8. When persons are really engaged about their souls, they will not suffer themselves to be placed in circumstances so engrossing as to be crowded away from seeking God supremely. They would dread such a state worse than death.

9. Many hold this truth in theory who after all utterly deny it in practice. Almost every body will admit that we ought to seek first the kingdom of God, and that religion is the supreme business of life; yet how almost constantly is this denied in practice?

As I have kept my eye upon the course of things in this community, I have seen almost every thing crowded in here to draw men away from God. The students get up society after society to cultivate the intellect;--but where are the societies got up to cultivate the heart? If all were right here, should we not see a different course of things; should we not see something crowded in almost everywhere to make the heart better--to awaken religious feeling and arouse attention to religious truth, and carry abroad a religious influence over all hearts. O, if this truth were really believed, we should see it reduced to practice by the students and by all the church, let their vocation be what it may. But now we see a great many students constantly pressed--full of engrossing business and wasting care--and why? What are they doing? Are they making ceaseless efforts to promote their own or others spirituality? Their efforts surely are ardent and vigorous enough to lead you to suppose so. O, if such were only the fact!

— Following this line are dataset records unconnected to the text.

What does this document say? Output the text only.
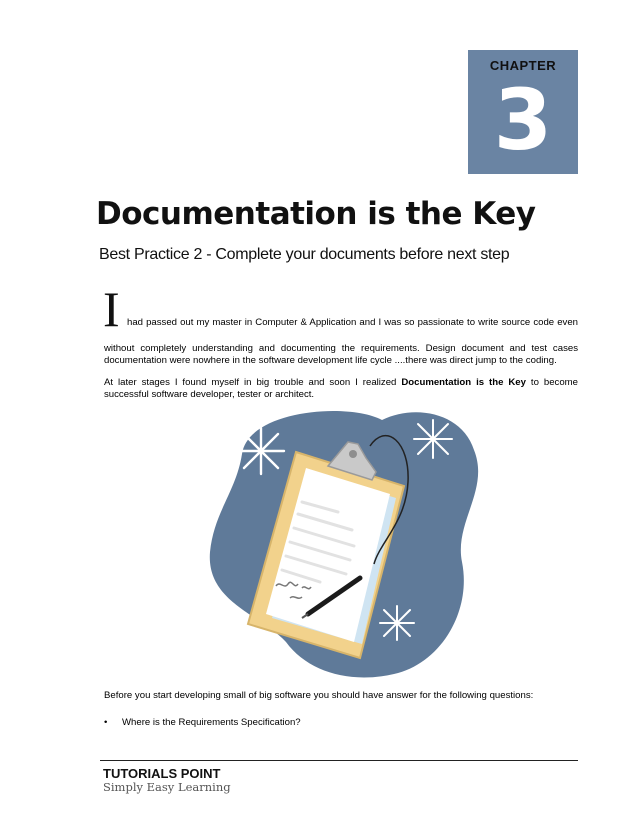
CHAPTER
3
Documentation is the Key
Best Practice 2 - Complete your documents before next step
I had passed out my master in Computer & Application and I was so passionate to write source code even

without completely understanding and documenting the requirements. Design document and test cases documentation were nowhere in the software development life cycle ....there was direct jump to the coding.

At later stages I found myself in big trouble and soon I realized Documentation is the Key to become successful software developer, tester or architect.

Before you start developing small of big software you should have answer for the following questions:

• Where is the Requirements Specification?
TUTORIALS POINT
Simply Easy Learning
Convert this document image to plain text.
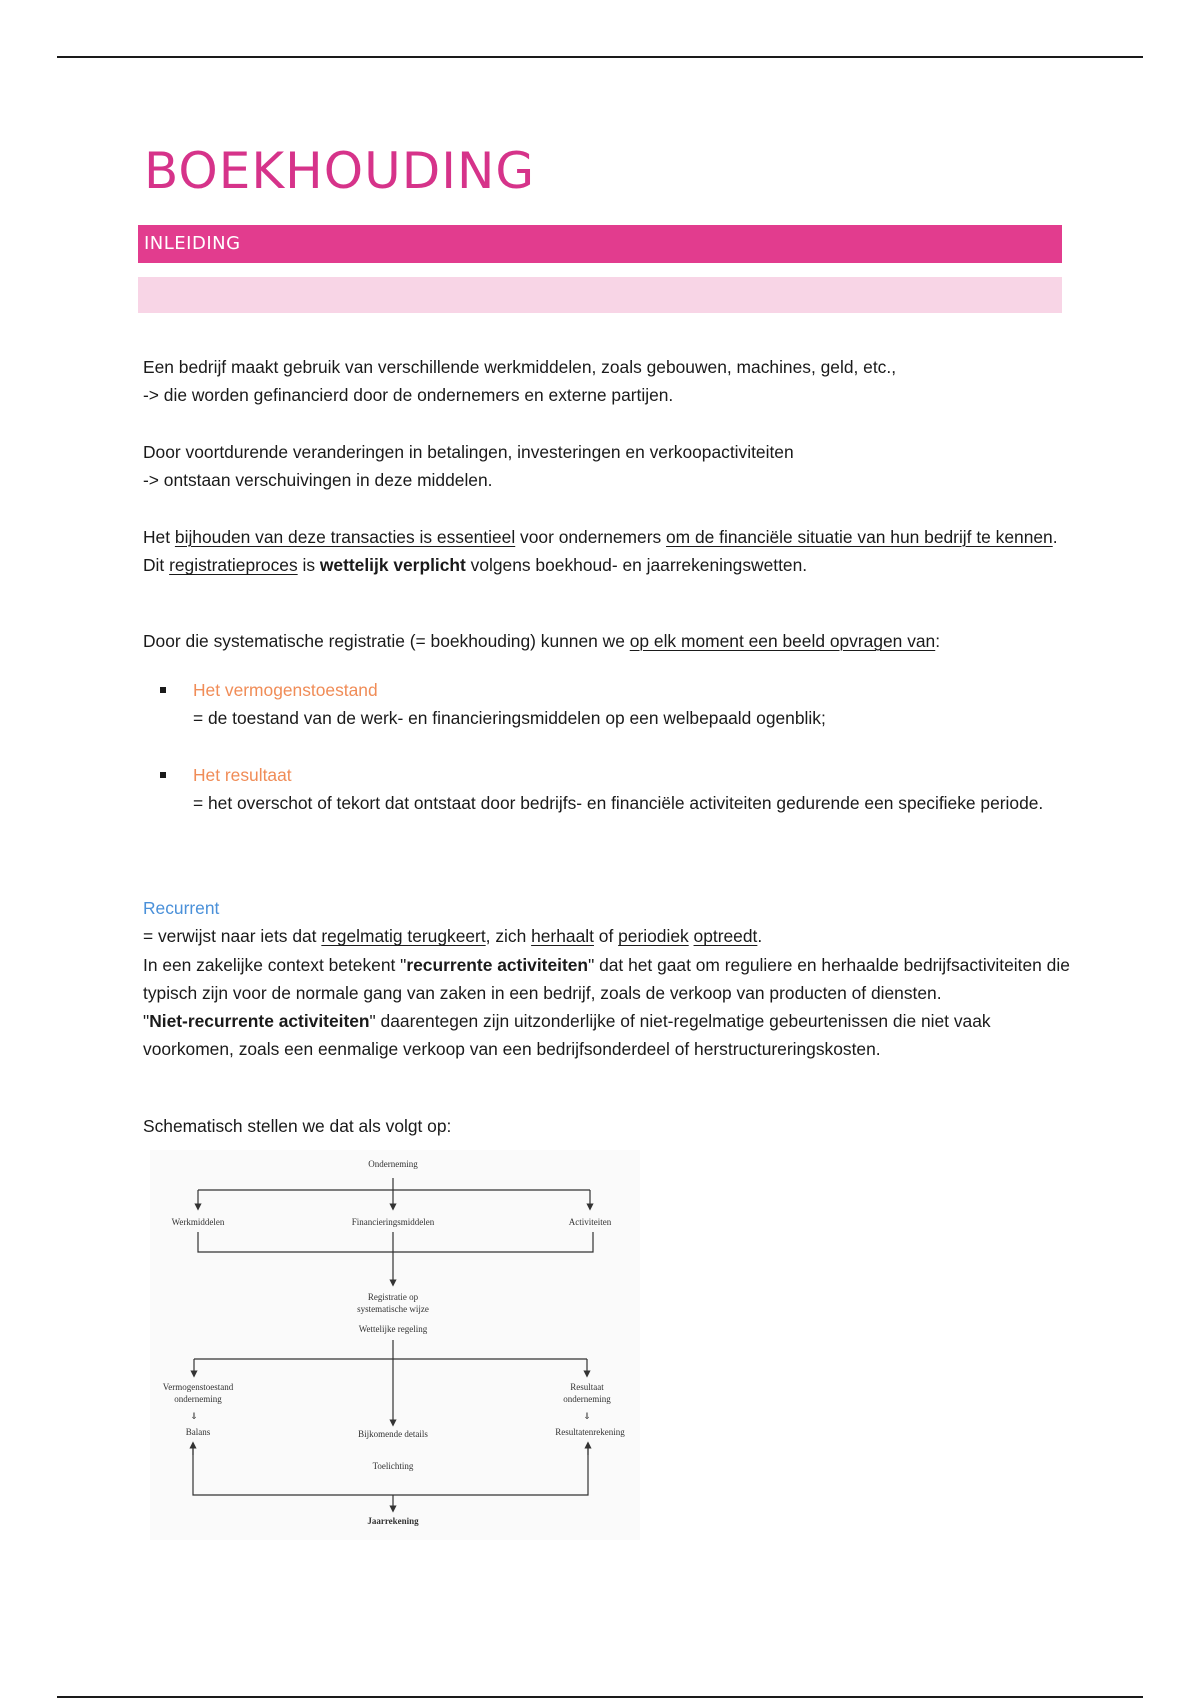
BOEKHOUDING
INLEIDING

Een bedrijf maakt gebruik van verschillende werkmiddelen, zoals gebouwen, machines, geld, etc.,

-> die worden gefinancierd door de ondernemers en externe partijen.

Door voortdurende veranderingen in betalingen, investeringen en verkoopactiviteiten

-> ontstaan verschuivingen in deze middelen.

Het bijhouden van deze transacties is essentieel voor ondernemers om de financiële situatie van hun bedrijf te kennen. Dit registratieproces is wettelijk verplicht volgens boekhoud- en jaarrekeningswetten.

Door die systematische registratie (= boekhouding) kunnen we op elk moment een beeld opvragen van:

Het vermogenstoestand
= de toestand van de werk- en financieringsmiddelen op een welbepaald ogenblik;
Het resultaat
= het overschot of tekort dat ontstaat door bedrijfs- en financiële activiteiten gedurende een specifieke periode.

Recurrent

= verwijst naar iets dat regelmatig terugkeert, zich herhaalt of periodiek optreedt.

In een zakelijke context betekent "recurrente activiteiten" dat het gaat om reguliere en herhaalde bedrijfsactiviteiten die typisch zijn voor de normale gang van zaken in een bedrijf, zoals de verkoop van producten of diensten.

"Niet-recurrente activiteiten" daarentegen zijn uitzonderlijke of niet-regelmatige gebeurtenissen die niet vaak voorkomen, zoals een eenmalige verkoop van een bedrijfsonderdeel of herstructureringskosten.

Schematisch stellen we dat als volgt op:

Onderneming
Werkmiddelen	Financieringsmiddelen	Activiteiten
Registratie op
systematische wijze
Wettelijke regeling
Vermogenstoestand
onderneming
Resultaat
onderneming
⇓	⇓
Balans	Bijkomende details	Resultatenrekening
Toelichting
Jaarrekening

But judging from the actual life of many of these students, one would suppose that Christ had said--Seek first to get your lessons--seek first to master your Algebra or your Latin. And the course of things in the business community is such as it might rightly be if Christ had said--Seek first to get your business done in good time and in the most perfect manner;--first see to it that your crops are duly sown and timely gathered; then shall all needful things be added to you.

Such is a very common state of things in this community. It is such also with many of the students, but not with all as I am happy to know. There are some here who show that their hearts are upon the Zion of God. But having made these exceptions, the rest seem to live as if Christ had said to the student--Get your studies first, and you shall lose nothing in point of spirituality.

The fact is, if we are ever going to be seriously and thoroughly pious, we must make all our arrangements accordingly. Wherever you see a man thoroughly pious, you see a man who in fact does make all his arrangements with a view to this great object. He will not let labor or business of any kind interfere with his going to meeting, when he can go without fearing to displease God by neglecting some other apparent duty. His seasons of prayer are too precious to be lost. He cannot on any account forego the pleasure of meeting with God a few times at least each day. He is conscious that he needs to be strengthened daily with might in the inner man. Hence he cannot live without prayer.

10. No Institution can do much to bless the world unless it practically sets religion foremost. I mean what I say--practically; not in theory only, but in practice. An Institution which takes some other practical ground, may make students intellectual--may train them well enough for the bar or for medicine; but students so trained, must suffer fearfully in their spirituality, and if they go into the ministry, they can do little indeed to promote the salvation of souls. They cannot have power without deep piety, and they cannot have this unless they seek it first. The first place is its only right place. Make piety a secondary thing in any Institution, and the Spirit of God feels himself dishonored, and cannot bless.

Oh, brethren, let us anchor this Institution fast to this only right principle--religion the chief concern--seek first the kingdom of God and his righteousness.